Jillian is making a pretty valiant effort to stay calm while her head is rubbed. Then Nathan appears in the doorway. He’s about to say something but stops. Jill blinks her eyes once.
Nathan nods to her, almost formal, then tilts his head at his brothers. “Mum wants you.” The boys scamper, slamming the door shut behind them.
Jill is still for a minute. Then she whispers, “Who was that?”
“Nathan.”
Two more seconds and she says, “Hand me my pack.”
I get to my feet, wincing as I stand. I’m still bruised from my fall. I did three climbs yesterday, carried Jill across half a planet on newly mended bones, and slept on a floor. I hand over the pack and out comes the sanitizer. She starts spraying, rubbing her head and arms and legs.
“You’re going to run out of that,” I comment.
“I don’t want to hear it.” She glances around the plain, windowless room, at the flame near the ceiling, wavering in an open dome of glass, at the chains of dried herbs draped in loops along the walls. The many times washed, and yet not soft blanket over her knees. Her nose wrinkles.
“So where are we, exactly?”
I sit on the edge of Samara’s bed, rubbing the ache from my neck. “We’re Outside. These are friends of Samara’s. They know she’s one of the Knowing, but nobody else does, and they think we are, too. Do you remember getting here?”
“Not much.” Jill lowers her voice. “Are we safe?”
“I think so.”
“Why do you think so?”
“They kept us from getting caught last night. And Samara trusts them.”
Jill huffs once at that. “So is the city below us?”
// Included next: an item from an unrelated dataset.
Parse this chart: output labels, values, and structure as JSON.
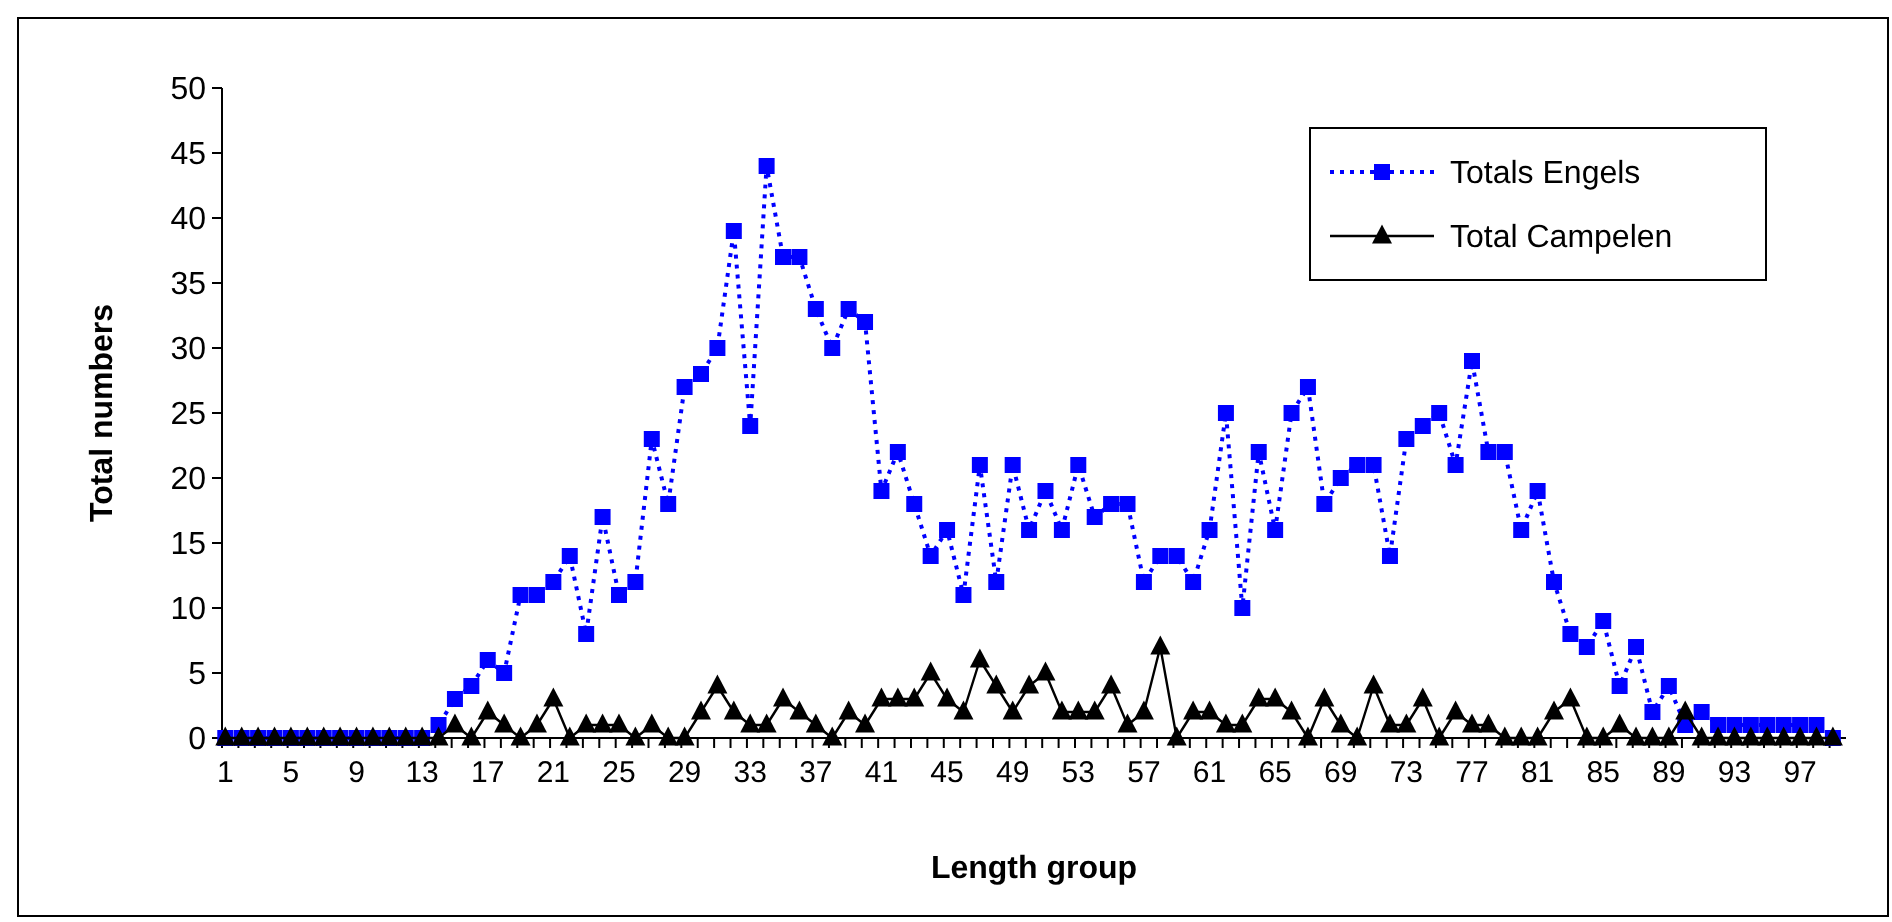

I nod. I know what’s coming next.
“So we’ve got the coordinates. How soon can we get out?”
“We’ve got a food and water problem. The regenerators won’t charge—”
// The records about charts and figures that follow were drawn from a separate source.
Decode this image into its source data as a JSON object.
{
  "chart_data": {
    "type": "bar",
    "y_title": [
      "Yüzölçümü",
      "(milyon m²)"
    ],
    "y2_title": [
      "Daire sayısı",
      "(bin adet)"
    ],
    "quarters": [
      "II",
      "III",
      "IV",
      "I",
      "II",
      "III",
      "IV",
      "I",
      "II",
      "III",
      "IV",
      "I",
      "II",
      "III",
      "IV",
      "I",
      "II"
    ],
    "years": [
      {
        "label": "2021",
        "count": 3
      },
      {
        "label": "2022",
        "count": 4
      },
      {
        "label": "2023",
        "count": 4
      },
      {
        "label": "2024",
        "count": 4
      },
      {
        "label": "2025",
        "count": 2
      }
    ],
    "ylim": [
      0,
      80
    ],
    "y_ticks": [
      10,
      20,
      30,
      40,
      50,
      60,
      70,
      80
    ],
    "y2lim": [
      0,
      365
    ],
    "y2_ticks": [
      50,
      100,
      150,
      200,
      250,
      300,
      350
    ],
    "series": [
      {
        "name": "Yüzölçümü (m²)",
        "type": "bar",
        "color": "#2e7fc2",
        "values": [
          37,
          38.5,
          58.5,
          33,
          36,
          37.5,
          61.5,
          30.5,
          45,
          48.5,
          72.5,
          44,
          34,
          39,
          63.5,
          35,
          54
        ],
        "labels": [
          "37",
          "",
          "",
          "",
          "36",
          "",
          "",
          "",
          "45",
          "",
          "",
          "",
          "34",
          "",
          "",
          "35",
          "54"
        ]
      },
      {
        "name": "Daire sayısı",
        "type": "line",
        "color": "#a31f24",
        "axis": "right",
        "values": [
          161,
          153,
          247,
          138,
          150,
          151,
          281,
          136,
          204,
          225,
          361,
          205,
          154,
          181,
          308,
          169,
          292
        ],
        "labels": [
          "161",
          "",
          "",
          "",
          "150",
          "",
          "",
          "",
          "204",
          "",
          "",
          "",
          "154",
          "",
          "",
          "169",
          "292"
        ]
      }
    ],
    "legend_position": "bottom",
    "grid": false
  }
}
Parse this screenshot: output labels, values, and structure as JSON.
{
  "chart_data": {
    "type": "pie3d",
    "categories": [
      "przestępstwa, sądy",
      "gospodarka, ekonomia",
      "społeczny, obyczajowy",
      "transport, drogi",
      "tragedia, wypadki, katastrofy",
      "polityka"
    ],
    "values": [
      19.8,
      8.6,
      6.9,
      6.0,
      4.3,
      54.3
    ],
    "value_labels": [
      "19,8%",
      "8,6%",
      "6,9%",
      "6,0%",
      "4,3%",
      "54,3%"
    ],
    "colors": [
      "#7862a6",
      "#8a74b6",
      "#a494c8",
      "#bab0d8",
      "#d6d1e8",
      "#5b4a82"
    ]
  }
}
“But we don’t have to get far. You’ll get a signal, or the skimmers will find us and we’ll be picked up … ”
I hold up a hand. I don’t know whose baby was crying in the other room, but it’s stopped for a minute, and Jill is using words that shouldn’t be overheard. I switch beds, and she scoots up her feet to make room for me. She looks pale, weak, but alert. A lot more like Jill. Which is really good. And bad. I step carefully. Like tiptoeing through a bed of cactus in Texas.
“I don’t know if we can get picked up. The skimmers can’t see. I watched one crash straight into a mountain when I was climbing the cliffs. It looked right at me, too, and I don’t think it knew what I was.”
Jill frowns. “I don’t understand.”
“Me, neither. But there’s something else. I caught a power source. Fusion. Somewhere below us. Inside the mountain.”
Jill’s eyes open big. “There’s tech down there?”
“Has to be.”
She glances around the room. More than surprised. Like she doesn’t believe it. “But they would never live like this if they had tech, right? And there was never supposed to be fusion in Canaan. Even for the communications bunker … ”
She knows there wasn’t. It didn’t even exist. I don’t tell her what I’m thinking. The Centauri II. The ship that landed and was never heard from again. That we’ve found no trace of that missing ship gives me just as bad a feeling as the lost city.
“What can the glasses see?” Jill asks.